A nice rahter-simple option would be Babai's Nearest Plane Algorithm. This is an **approximation** algorithm which outputs a vector of the lattice which is "close" the given target $w$. The accuracy of the approximation depends on the rank $n$ of the lattice. The good things are: the algorithm runs in polynomial-time and it is fairly easy to implement.

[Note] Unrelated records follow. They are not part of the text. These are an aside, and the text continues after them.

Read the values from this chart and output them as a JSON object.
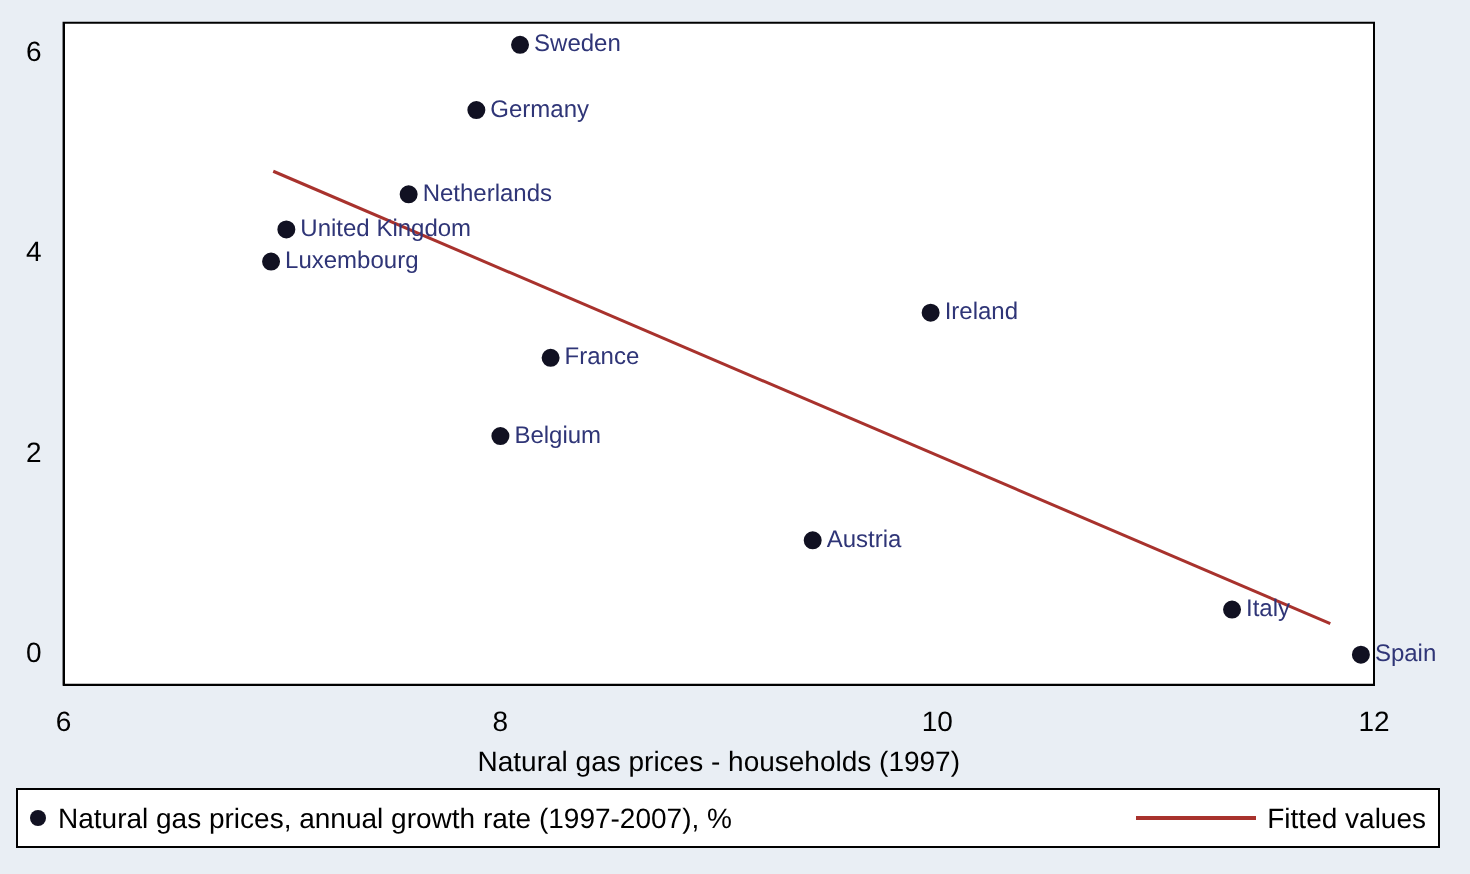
{
  "chart_data": {
    "type": "scatter",
    "xlabel": "Natural gas prices - households (1997)",
    "xlim": [
      6,
      12
    ],
    "xticks": [
      6,
      8,
      10,
      12
    ],
    "ylim": [
      -0.3,
      6.3
    ],
    "yticks": [
      0,
      2,
      4,
      6
    ],
    "grid": false,
    "legend": "bottom",
    "marker": "circle",
    "series": [
      {
        "name": "Natural gas prices, annual growth rate (1997-2007), %",
        "type": "scatter",
        "color": "#111122",
        "x": [
          8.09,
          7.89,
          7.58,
          7.02,
          6.95,
          9.97,
          8.23,
          8.0,
          9.43,
          11.35,
          11.94
        ],
        "values": [
          6.08,
          5.43,
          4.59,
          4.24,
          3.92,
          3.41,
          2.96,
          2.18,
          1.14,
          0.45,
          0.0
        ]
      },
      {
        "name": "Fitted values",
        "type": "line",
        "color": "#a8322d",
        "x": [
          6.96,
          11.8
        ],
        "values": [
          4.82,
          0.31
        ],
        "marker": "none"
      }
    ],
    "annotations": [
      {
        "text": "Sweden",
        "x": 8.09,
        "y": 6.08
      },
      {
        "text": "Germany",
        "x": 7.89,
        "y": 5.43
      },
      {
        "text": "Netherlands",
        "x": 7.58,
        "y": 4.59
      },
      {
        "text": "United Kingdom",
        "x": 7.02,
        "y": 4.24
      },
      {
        "text": "Luxembourg",
        "x": 6.95,
        "y": 3.92
      },
      {
        "text": "Ireland",
        "x": 9.97,
        "y": 3.41
      },
      {
        "text": "France",
        "x": 8.23,
        "y": 2.96
      },
      {
        "text": "Belgium",
        "x": 8.0,
        "y": 2.18
      },
      {
        "text": "Austria",
        "x": 9.43,
        "y": 1.14
      },
      {
        "text": "Italy",
        "x": 11.35,
        "y": 0.45
      },
      {
        "text": "Spain",
        "x": 11.94,
        "y": 0.0
      }
    ]
  }
}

**Input:** Basis $B\in\mathbb{Z}^{m\times n}, w\in\mathbb{Z}^{m}$

**Output:** A vector $x\in \mathcal{L}(B)$ such that $\lVert x - w\rVert \leq 2^{\frac{n}{2}} \:\text{dist}(w,\mathcal{L}(B))$

- Run $\delta$-LLL on $B$ with $\delta=3/4$.
$b \leftarrow w$

**for** $j = n$ to $1$ **do**

$\qquad b=b-c_j b_j$ where $c_j = \lceil \langle b, \tilde{b}_j \rangle / \langle \tilde{b}_j, \tilde{b}_j \rangle\rfloor$

Output $x:=w-b$

Above, $\delta$-LLL denotes the Lenstra-Lenstra-Lovasz algorithm, used as a subroutine to obtain a $\delta$-LLL Reduced Basis $\lbrace b_1,\ldots,b_n \rbrace$ of your original basis $\lbrace v_j \rbrace$. The vectors $\lbrace \tilde{b}_j \rbrace$ are the Gram-Schmidt orthogonalization of the LLL basis.

It seems that this algorithm is normally the first to be taught in university courses. I read these algorithms and definitions in Oded Regev's course about Lattices in Computer Science.

For **exacts** algorithms, this short review might be helpful. Alternatively, this text is more technical but rather complete.